Thatcher’s Chancellor Nigel Lawson said the hard-Brexit wing intend to “finish the Thatcher revolution” and “make the UK the most dynamic and freest country in the whole of Europe: in a word, to finish the job that the blessed Margaret started.”

Boris Johnson has floated the idea of so-called free ports, better known as Free Trade Zones (FTZ) or Special Economic Zones (SEZ). The last three decades have seen hundreds of such zones proliferate worldwide, particularly in the Indian subcontinent, South East Asia and China. The zones have become synonymous with unbridled exploitation. In there areas businesess pay little or no tax.

Coincidentally Boris Johnson came around to the idea of “free ports” after receiving a donation of £25,000 to his leadership election. This was from the Bristol Ports Company. They would stand to make millions from the free ports proposal.
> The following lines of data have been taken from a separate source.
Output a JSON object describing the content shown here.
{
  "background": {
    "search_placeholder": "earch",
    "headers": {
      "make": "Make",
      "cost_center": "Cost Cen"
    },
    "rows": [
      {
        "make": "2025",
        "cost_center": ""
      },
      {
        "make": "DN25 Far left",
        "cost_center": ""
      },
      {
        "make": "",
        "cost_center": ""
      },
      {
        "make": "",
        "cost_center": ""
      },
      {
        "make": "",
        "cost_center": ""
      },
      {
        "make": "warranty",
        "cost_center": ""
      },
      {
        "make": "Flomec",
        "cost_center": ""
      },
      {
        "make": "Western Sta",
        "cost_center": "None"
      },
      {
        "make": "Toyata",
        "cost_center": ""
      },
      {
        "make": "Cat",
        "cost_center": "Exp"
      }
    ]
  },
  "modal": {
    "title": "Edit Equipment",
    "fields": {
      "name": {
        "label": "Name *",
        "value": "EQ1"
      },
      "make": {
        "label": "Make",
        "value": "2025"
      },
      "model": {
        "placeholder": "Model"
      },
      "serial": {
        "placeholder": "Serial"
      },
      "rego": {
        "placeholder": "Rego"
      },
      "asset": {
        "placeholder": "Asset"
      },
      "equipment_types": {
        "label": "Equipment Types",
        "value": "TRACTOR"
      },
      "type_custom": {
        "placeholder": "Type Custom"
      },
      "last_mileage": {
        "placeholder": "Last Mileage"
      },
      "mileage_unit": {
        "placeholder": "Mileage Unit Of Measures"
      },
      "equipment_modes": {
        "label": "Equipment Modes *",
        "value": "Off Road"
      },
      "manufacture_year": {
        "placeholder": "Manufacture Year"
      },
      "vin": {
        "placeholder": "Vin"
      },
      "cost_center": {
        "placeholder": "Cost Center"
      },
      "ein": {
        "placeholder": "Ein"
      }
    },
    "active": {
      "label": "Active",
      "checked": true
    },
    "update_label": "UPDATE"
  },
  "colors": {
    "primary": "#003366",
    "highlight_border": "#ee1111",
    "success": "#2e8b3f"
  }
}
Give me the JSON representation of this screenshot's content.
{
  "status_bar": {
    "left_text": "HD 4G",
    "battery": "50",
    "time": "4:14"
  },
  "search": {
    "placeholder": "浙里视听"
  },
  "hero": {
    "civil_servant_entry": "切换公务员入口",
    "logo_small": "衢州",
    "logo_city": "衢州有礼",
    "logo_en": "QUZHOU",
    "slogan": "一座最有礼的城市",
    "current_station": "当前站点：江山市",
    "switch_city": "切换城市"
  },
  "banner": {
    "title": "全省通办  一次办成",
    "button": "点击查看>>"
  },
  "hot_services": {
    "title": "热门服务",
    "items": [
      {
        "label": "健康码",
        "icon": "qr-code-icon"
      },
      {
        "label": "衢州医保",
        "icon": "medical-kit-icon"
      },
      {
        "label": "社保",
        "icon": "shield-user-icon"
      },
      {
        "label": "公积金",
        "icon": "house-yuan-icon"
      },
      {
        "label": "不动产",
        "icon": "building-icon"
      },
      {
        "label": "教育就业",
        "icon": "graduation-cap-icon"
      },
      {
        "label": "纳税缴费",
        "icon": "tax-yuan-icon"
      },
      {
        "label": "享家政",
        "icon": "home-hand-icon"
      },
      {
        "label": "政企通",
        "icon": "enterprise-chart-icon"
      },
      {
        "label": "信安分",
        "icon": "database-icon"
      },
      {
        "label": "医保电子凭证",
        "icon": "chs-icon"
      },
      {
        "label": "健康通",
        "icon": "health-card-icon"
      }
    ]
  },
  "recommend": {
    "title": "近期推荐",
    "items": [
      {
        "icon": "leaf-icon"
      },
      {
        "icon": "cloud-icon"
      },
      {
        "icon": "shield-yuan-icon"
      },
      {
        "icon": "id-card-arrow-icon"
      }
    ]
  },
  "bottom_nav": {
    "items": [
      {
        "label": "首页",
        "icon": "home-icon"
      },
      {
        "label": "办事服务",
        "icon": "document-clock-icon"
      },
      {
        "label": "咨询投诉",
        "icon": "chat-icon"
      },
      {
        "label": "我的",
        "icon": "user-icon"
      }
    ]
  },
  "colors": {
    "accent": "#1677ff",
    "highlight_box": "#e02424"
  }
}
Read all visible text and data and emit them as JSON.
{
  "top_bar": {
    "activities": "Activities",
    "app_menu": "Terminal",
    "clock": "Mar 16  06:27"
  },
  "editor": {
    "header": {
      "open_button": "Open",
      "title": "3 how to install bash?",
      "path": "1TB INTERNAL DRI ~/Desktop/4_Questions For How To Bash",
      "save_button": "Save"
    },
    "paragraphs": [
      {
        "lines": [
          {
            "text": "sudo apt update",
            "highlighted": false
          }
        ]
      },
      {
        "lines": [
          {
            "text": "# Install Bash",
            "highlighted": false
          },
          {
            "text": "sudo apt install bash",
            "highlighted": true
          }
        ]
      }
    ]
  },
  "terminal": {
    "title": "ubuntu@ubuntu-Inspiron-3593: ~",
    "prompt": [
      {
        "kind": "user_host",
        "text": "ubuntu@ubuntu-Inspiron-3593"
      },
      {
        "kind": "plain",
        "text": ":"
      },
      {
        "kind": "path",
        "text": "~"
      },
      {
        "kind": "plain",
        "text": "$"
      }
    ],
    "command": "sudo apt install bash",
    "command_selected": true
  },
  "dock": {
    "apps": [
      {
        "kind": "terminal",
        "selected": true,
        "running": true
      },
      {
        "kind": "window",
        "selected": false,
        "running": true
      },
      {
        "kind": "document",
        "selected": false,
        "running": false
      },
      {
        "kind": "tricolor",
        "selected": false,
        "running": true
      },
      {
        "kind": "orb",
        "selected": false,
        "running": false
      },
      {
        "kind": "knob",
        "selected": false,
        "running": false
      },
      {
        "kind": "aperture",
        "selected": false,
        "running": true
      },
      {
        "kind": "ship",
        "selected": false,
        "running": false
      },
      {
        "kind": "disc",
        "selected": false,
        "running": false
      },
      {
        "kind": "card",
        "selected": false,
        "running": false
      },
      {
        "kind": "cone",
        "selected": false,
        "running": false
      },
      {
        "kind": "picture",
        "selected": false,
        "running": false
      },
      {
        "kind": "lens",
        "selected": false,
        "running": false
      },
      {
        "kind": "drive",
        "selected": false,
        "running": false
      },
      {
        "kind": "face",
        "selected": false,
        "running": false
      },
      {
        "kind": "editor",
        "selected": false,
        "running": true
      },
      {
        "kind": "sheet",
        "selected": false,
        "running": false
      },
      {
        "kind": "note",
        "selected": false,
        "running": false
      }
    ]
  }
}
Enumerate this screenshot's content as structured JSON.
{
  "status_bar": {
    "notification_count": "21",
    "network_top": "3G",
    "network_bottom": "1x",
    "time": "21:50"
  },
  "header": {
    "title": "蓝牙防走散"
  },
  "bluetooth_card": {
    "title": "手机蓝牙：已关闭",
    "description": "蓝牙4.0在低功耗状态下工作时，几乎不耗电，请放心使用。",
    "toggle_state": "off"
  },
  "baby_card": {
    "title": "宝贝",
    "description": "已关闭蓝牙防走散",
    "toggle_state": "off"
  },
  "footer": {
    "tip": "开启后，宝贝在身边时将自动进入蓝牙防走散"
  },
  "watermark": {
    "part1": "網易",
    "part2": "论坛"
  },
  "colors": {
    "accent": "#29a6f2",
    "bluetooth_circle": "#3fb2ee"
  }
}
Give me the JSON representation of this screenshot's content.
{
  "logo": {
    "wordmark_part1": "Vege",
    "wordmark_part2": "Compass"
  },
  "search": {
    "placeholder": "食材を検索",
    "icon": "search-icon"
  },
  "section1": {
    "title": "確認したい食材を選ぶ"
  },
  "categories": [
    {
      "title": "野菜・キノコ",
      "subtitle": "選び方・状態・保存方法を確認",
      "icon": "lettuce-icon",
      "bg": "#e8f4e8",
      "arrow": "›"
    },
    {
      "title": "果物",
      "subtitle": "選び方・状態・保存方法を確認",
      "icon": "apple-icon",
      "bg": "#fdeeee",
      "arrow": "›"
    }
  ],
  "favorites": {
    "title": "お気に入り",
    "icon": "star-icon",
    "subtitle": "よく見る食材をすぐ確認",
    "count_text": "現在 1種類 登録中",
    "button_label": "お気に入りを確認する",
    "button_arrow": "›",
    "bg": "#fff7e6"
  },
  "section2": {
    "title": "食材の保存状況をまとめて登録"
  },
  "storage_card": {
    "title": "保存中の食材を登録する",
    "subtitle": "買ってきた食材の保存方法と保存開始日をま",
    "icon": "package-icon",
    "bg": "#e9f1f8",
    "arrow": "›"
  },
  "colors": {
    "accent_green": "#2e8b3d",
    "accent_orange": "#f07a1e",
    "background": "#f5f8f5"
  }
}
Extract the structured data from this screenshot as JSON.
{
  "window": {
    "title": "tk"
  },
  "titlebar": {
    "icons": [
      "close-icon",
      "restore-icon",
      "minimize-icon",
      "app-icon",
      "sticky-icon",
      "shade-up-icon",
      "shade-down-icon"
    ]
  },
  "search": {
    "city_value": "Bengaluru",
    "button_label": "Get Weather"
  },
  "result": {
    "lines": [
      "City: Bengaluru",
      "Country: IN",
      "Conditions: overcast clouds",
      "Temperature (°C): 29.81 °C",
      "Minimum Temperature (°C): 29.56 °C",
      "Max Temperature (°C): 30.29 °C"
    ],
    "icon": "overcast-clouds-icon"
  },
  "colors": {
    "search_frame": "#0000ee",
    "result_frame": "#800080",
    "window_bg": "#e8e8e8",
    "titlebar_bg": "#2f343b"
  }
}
During the Tory leadership campaign, Johnson the parasitic public school boy boasted about how he was the most banker-friendly politician in the country.

He played tennis with the wife of Putin crony Lubov Chernukhin in exchange for a donation of £160,000 to the Tories.

However, the biggest warning sign of the impending carve-up of post-Brexit Britain is the appearance of John Bolton in Downing Street.

Bolton, who is Trump’s national security adviser, has been dispatched by Trump to ensure US business can participate in the biggest corporate looting since the end of the Soviet Union. This grabitisation will be overseen by Johnson.

The NHS will be first to go. Then food standards, then any remaining financial and environmental laws.

This is the nightmare that awaits. The price that will be paid for having a malignant carbuncle like Boris Johnson as Prime Minster.

Alan Hinnrichs
Dundee

COULD a trade agreement with the US, post exit from the EU, hinge on America dragging Britain into a war with Iran? The idea that a trade deal would just happen is a joke. America knows about the vulnerability of a weakened UK and will take advantage of that. Are Scottish politicians willing to forge a Brexit exit that will send our soldiers into a new war in Iran?

Mike Herd
Highland

READING the letter (August 14) criticising the proposed re-opening of the rail link to Leven, I concluded that the anonymous correspondent is not one to allow facts to get in the way of sweeping generalisations. I refer to the assertion that tourists these days would not visit Broughty Ferry for a holiday, or “even a day out”.

Firstly, Broughty properties which come on the market, especially near the river, are regularly bought up by the holiday let industry, which I can only assume is unaware that nobody visits Broughty Ferry.

Regarding the “even on a day out” remark, perhaps on one of our sunny blue-sky scorchers the writer should try to purchase a Visocchis ice-cream when the queues are half-way down the street – and no, those queuing are not all locals.

I say to your anonymous scribe, by all means have a pop at whoever and wherever you like, but keep our sun-kissed seaside suburb out of it.